There’s little in life more stressful than applying for a mortgage. Your finances under the microscope, the questions probing and the outcome uncertain, this is a daunting task indeed.
For those preparing to take the plunge and make a move in the property sales market, however, there are certain steps that can be taken to ease the pain that mortgage applications so often inflict, making the whole thing run just that little bit smoother.
Get everything in order, organise accounts and consider existing credit agreements and there’s no question that, when the time comes to approach a mortgage lender, your chances will be improved. Your dream house on the line, it’s well worth doing a little leg work at this stage.
Consider our top tips and discover how to improve YOUR mortgage chances.
Check your credit report
Your lender will check credit reports during the decision-making process, so get ahead of the curve. Listing credit cards and overdrafts, loans, bills, mortgages and more, your credit report will determine whether or not you’re considered a risk and go a long way to influencing that all-important outcome.
Register to vote
This is an absolute must. Your credit rating might pass muster, but if you’re not on the electoral roll, your mortgage application is almost certain to fail. Check with the local authority. If you’re not on the electoral register, you should be able to be added within a month or so.
Manage available credit
Got credit cards and overdrafts? Calculate the difference between your debit balances and credit limits. Find a balance between not having too much credit and not getting too close to your limits, both of which make lenders anxious. If you do have debts, try to ensure they’re less than 50% of your available credit. If you can clear them, even better.
Close inactive accounts
Many people have old accounts that are no longer being used. You might think this is harmless enough, but closing inactive accounts and getting financial affairs up-to-date and in order can be beneficial. Ensuring all is organised reduces the risk of fraud and, mortgage application or not, represents sound financial practice.
Avoid applying for credit just before your mortgage application
Credit applications made in the three-month period prior to submitting a mortgage application can damage your chances.
Lenders will search your credit file during their investigations. Those who have sought borrowing on other fronts can be considered in a negative light when it comes to making the final decision. Certain applications will be seen more favourably than others. Payday loans should always be avoided as these are sure to raise a red flag.
Pay your bills on time
This one speaks for itself. Bills should always be paid on time – and the impact of failing to do so must not be underestimated. Missed payments will be noted on your credit file – available to mortgage lenders – so set up direct debits and ensure all is in order. Remember, this could be the difference between getting a mortgage and not.

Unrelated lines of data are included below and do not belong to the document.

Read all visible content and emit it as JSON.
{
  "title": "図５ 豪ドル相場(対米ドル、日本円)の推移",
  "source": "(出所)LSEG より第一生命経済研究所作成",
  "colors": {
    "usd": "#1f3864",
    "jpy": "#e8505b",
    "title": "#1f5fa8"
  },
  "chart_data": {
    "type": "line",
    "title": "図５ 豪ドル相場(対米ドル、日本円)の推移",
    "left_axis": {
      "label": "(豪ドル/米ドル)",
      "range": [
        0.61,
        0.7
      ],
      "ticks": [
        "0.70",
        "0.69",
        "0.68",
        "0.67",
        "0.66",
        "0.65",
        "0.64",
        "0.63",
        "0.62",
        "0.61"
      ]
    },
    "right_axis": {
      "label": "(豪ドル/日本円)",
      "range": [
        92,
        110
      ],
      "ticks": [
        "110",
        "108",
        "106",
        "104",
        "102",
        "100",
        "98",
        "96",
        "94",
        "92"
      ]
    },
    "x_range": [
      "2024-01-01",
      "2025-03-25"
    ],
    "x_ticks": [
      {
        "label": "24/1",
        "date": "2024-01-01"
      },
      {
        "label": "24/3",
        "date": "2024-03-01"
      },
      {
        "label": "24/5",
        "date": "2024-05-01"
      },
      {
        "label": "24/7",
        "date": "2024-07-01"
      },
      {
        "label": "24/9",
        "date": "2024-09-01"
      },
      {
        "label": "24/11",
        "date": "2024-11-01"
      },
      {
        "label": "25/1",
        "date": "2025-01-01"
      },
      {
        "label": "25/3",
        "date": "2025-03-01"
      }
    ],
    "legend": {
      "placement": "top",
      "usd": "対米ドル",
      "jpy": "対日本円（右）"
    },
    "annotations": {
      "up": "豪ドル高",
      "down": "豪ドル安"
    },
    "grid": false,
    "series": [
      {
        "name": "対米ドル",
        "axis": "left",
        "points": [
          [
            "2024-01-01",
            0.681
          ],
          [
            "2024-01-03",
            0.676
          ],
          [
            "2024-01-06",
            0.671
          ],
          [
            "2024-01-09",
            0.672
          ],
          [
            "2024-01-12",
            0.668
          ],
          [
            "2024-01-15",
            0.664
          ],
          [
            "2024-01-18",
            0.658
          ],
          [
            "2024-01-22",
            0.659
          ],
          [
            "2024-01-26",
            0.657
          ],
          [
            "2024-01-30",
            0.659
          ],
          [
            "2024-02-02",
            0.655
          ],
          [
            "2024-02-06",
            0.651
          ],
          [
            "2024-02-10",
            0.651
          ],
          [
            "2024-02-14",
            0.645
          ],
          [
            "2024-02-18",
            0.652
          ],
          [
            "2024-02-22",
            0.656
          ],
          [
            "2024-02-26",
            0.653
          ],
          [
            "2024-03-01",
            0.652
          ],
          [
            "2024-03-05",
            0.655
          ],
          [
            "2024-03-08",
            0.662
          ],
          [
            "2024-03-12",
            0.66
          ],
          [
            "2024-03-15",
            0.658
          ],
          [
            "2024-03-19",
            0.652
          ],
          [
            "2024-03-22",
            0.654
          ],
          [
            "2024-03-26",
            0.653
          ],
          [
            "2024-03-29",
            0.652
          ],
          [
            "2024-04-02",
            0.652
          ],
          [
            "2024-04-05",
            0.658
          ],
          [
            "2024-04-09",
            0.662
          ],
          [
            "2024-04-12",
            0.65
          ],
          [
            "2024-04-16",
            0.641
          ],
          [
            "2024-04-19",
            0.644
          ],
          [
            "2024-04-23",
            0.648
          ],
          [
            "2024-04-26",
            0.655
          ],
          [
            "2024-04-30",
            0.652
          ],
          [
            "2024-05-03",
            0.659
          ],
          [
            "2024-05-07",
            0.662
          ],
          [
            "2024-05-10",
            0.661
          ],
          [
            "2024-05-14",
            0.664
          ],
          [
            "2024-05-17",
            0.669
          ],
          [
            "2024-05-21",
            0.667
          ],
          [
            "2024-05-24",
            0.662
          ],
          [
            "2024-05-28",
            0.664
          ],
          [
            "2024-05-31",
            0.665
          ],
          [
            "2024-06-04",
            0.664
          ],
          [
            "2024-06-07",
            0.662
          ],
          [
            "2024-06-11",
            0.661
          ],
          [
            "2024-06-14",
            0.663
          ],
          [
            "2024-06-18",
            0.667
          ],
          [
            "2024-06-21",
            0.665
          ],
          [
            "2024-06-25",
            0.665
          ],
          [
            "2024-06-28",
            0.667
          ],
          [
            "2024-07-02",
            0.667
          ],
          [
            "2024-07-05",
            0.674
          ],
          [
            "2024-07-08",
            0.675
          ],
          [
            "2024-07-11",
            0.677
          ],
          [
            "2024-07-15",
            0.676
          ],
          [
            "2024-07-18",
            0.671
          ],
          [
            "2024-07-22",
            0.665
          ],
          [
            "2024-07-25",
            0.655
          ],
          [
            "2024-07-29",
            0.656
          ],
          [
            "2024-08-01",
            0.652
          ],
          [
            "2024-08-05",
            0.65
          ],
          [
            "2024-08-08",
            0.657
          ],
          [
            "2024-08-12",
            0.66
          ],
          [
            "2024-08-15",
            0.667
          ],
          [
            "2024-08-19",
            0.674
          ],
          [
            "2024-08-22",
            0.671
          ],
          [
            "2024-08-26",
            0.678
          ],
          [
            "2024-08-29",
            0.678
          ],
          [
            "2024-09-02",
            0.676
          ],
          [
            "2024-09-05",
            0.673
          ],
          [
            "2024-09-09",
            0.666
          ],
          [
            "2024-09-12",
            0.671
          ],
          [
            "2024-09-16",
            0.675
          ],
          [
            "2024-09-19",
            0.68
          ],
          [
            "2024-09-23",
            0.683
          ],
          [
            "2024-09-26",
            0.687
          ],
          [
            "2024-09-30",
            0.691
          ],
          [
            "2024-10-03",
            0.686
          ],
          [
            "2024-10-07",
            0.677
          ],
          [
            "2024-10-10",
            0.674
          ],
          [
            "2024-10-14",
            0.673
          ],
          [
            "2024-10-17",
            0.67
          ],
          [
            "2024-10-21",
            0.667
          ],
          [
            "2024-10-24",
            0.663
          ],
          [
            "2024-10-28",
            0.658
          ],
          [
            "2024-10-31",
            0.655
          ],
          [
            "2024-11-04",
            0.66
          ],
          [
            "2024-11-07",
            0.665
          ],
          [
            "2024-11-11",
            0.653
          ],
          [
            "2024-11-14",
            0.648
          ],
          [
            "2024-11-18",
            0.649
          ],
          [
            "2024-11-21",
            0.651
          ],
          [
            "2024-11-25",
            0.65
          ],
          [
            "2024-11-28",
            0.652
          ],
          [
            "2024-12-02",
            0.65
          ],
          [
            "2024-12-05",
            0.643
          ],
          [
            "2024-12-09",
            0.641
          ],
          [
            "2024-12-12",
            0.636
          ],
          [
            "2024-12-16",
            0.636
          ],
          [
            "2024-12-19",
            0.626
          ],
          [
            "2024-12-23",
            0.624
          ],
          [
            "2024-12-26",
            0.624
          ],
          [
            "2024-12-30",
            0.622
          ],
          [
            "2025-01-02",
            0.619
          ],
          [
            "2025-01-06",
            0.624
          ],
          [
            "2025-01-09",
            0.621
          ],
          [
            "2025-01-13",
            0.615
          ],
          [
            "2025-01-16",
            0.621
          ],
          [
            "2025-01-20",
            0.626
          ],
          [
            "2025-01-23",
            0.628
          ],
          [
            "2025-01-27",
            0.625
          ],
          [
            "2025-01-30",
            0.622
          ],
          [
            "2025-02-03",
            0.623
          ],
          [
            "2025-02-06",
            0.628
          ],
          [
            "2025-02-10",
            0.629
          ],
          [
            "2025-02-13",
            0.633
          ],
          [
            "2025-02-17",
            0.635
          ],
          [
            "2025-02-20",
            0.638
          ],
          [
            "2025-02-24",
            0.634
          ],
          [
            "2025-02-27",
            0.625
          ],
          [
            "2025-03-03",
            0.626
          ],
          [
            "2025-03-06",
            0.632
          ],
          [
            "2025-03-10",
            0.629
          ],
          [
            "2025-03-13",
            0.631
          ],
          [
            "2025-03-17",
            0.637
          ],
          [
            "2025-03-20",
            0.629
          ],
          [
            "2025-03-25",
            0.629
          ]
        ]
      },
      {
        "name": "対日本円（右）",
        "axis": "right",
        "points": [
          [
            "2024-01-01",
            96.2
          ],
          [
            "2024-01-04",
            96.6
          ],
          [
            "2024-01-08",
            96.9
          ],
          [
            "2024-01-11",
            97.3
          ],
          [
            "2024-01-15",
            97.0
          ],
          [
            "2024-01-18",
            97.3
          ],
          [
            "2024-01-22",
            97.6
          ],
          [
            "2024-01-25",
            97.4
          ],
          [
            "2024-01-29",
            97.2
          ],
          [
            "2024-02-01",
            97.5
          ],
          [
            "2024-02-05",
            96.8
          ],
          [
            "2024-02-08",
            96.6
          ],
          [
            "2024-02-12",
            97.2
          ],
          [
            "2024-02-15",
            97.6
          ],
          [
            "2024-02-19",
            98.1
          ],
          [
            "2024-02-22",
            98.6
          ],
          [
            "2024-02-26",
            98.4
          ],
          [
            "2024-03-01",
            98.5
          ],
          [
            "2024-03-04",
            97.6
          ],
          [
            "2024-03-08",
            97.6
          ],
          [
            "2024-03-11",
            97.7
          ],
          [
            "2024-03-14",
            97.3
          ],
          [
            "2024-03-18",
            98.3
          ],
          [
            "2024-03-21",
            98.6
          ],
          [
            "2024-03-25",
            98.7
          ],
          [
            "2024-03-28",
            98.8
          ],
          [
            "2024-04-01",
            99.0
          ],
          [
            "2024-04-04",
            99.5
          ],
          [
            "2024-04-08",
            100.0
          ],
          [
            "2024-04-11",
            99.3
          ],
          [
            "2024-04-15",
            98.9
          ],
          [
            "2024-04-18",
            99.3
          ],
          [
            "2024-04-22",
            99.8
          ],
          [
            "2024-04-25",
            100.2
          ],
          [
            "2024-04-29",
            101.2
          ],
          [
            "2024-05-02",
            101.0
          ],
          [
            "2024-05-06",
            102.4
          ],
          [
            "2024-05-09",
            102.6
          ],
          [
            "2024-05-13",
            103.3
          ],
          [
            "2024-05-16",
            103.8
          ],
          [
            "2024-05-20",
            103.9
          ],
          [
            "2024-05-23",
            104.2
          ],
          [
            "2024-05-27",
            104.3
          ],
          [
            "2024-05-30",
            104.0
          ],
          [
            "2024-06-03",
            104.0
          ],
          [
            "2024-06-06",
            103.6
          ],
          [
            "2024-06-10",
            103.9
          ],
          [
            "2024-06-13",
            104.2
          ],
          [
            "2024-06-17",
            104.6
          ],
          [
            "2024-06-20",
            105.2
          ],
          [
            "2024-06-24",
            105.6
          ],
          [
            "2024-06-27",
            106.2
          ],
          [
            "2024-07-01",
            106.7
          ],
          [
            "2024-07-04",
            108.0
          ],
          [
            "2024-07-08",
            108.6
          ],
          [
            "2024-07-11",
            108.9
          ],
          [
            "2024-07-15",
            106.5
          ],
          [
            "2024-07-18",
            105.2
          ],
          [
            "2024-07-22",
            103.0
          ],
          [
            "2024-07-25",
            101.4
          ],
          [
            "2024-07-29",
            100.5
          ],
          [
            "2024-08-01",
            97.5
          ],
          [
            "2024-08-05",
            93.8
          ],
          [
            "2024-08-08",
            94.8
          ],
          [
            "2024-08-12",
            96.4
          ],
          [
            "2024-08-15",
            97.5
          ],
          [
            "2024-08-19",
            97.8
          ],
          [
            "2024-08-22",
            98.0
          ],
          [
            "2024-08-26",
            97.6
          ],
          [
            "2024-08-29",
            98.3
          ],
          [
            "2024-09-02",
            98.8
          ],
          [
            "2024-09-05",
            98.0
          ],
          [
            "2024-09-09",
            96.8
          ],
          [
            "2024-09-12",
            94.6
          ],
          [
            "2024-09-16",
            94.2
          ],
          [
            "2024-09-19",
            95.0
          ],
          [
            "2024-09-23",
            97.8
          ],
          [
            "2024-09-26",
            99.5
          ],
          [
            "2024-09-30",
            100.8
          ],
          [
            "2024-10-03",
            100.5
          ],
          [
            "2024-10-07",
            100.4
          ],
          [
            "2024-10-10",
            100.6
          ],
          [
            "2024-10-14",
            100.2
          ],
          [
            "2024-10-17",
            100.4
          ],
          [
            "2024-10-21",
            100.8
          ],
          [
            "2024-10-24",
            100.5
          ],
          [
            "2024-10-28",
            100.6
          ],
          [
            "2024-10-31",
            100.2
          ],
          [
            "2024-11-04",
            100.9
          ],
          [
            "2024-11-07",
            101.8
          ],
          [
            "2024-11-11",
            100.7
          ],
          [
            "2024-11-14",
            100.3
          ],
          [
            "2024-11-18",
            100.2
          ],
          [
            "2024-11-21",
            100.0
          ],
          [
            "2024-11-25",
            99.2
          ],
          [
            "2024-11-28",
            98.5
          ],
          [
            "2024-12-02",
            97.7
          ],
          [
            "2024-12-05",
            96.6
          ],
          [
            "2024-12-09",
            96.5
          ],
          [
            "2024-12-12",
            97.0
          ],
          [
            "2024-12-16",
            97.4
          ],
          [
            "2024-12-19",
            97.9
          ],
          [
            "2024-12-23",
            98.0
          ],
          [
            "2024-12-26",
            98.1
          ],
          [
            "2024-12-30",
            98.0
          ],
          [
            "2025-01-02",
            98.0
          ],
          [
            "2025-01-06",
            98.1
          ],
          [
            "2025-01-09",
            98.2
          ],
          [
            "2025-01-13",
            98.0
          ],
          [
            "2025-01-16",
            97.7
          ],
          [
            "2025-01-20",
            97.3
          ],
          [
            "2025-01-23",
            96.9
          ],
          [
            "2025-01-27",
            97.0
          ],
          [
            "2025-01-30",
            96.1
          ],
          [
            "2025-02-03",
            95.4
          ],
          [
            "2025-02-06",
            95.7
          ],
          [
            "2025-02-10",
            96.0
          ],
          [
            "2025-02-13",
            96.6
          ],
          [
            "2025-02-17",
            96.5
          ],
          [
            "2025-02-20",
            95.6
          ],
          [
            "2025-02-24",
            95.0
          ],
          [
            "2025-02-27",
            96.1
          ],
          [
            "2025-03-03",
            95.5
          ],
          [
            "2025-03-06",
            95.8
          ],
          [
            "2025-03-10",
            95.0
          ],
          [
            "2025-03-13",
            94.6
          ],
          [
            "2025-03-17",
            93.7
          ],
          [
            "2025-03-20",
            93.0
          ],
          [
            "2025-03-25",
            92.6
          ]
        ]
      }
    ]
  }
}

Avoid using your overdraft
Having an overdraft is useful, there is no question. But using it can be seen as evidence that you’re living life at your financial limits and such things don’t sit well with mortgage lenders. Don’t use your overdraft during the three-month period prior to making your application if possible. If you’re unable to do so, getting a mortgage might not be the best idea.
Increase your deposit slightly
Increasing your deposit can increase your chances, so dig deep if this is an option. If you can manage more than the minimum, do so. It can make your application more attractive. Mortgages have a maximum loan-to-value (LTV) amount. If you’re able to borrow beneath this – even if it’s just £100 – you can improve your chances.
Cut your outgoings down prior to applying
Be prepared for your spending habits to come under scrutiny, with lenders keen to see bank statements and assess outgoings. Think about tightening your belt, living within your means and keeping costs to a minimum during the three-month period prior to making your application. Some short-term pain could lead to long-term gain – especially if you can prove to your lender that you’re a suitable applicant.
Check for any financial links to others
This one is often overlooked, but if you have financial links to another person, their activities can influence your chances. Think about past joint bank accounts, mortgages and loans. Even if you’re no longer associated with that person – an ex-partner, for instance – you’re still at risk from their behaviour. This one can seem complicated to tackle, but our advice is to contact credit agencies and ask for a notice of disassociation.